Application would not create a BBitmapStream, but would create a temporary BBitmap on disk. This temp file would be memory mapped and be used to create an in-memory BBitmap or BBitmapStream so that the application can decide what to show and how to handle. Comming from Objective-C, I would create a NSData object from the file with memory mapped flag set and feed this into whatever consumer I have...
Questions:
- How does x64 Haiku behave? Showimage should have no problems allocating enough memory
- How is this handled on other 32-Bit OS?
- Any other ideas?
comment:7 by , 7 years ago
Scenario 1: translate takes a long time because it decodes the whole image. It should be faster to decode just one part of the picture (in any case, much faster than a memory mapped file that goes into the hard disk). This relies on the translator being able to decode just one part of the picture, however, which may not be possible on all platforms.
The "display" tool from ImageMagick can do things like this, so maybe we should look at their code.

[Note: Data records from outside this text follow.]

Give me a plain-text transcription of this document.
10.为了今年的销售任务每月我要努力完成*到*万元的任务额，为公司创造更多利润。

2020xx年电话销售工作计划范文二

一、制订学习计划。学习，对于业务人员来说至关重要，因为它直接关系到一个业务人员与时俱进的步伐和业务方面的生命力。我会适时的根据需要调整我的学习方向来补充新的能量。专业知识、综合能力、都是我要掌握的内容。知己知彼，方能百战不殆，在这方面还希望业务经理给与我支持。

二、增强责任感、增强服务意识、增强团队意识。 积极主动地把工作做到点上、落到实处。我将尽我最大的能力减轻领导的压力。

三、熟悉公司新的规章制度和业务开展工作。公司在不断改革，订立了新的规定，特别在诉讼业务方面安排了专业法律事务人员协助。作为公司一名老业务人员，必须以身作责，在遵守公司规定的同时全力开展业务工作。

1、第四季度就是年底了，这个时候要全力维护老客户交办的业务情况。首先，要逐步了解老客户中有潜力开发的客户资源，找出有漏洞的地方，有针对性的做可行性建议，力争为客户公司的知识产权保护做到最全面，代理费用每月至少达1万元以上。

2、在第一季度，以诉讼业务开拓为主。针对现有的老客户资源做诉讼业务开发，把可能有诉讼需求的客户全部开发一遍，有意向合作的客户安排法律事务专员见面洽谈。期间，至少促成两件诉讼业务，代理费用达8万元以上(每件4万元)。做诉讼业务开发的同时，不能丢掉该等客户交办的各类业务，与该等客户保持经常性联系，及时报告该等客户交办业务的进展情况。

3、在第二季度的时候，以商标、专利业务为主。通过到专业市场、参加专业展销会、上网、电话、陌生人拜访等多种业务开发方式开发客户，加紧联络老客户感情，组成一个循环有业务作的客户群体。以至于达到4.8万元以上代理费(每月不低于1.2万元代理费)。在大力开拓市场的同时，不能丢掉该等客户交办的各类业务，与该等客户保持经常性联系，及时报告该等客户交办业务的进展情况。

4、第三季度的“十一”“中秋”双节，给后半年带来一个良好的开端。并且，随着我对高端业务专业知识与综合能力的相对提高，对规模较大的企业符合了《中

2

For editing, the matter is different. The editor would have its own storage, and if large files should be supported, then it would indeed use an on-disk backing store (probably cut in small tiles to allow fast scrolling). This is up to the editor to do, but it will still need a way to populate the tiles from the translators, so it would decode piece-wise.
comment:8 by , 7 years ago
Looking at this http://www.imagemagick.org/Usage/files/#massive gives also some ideas, but I still doubt that all that should be handled by a translator. Cropping could be done, though (even if it is rather painful for JPG).
BTW #7740 gives some infos about x64 and large Jpegs, too.
The size of the picture after decompression is
22000 * 17000 * 4
which is more than 1.4 GB. On x86 process heap starts at 384 MB. Lower addresses are partially occupied by elf images and addresses near the top of address space available for process are occupied by stacks. Any attempt to allocate anything big (including temporary buffers for decompression) will fail.